The marriage tax results in part from the graduated income tax schedule under which this country labors. Single workers pay a 15 percent tax on income up to $26,250. Above that they pay 28 percent. Thus, two persons who are "married" in every sense but the nuptial and legal kind can continue to pay at the 15 percent rate so long as each remains below the $26,250 cap. Not so the married couple. The government treats husband and wife as a single earner, who must pay the 28 percent rate on everything above not $52,500 (or double the cap for singles) but only $43,850. They pay higher rates than singles on combined income between $43,850 and $52,500 solely because of their marital status.

That's not the only way the government punishes matrimony. Single persons enjoy a standard deduction on their tax returns of $4,400. If married man and wife got equal treatment from the IRS, their standard deduction would be $8,800. It's not. It's just $7,350. So not only do married persons pay a higher rate than singles. They pay it on more of their income.

Finally, existing law also singles out married, low-income persons for punishment. Two persons with one child each receive a tax credit so long as each earns less than $27,413. But if the same persons get married, they lose the credit because their combined income is above the $31,149 cap for married couples.

All told, reports the Congressional Budget Office, 44 million Americans pay an average marriage penalty of $1,480 each year. Their only "crime," says William Beach of the Heritage Foundation, is that they got married.

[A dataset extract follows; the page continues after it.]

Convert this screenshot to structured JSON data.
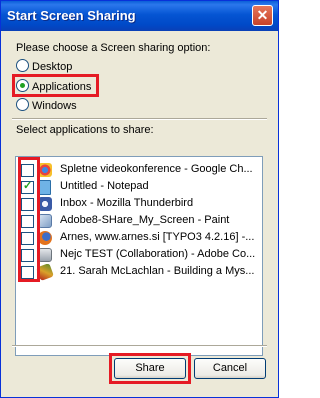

The bill on which House members are voting would increase the 15 percent tax bracket and the standard deduction to ensure couples get the same tax treatment as their single counterparts. It would also expand the Earned Income Tax Credit so that low-income couples could earn more before losing the tax credit. But President Clinton seems so worried that somewhere, somehow a wealthy taxpayer may benefit from marriage tax relief that he is willing to deny everyone else, including low-income couples, the same benefit. Lawmakers should override his veto, or be prepared to continue inviting the IRS to every wedding.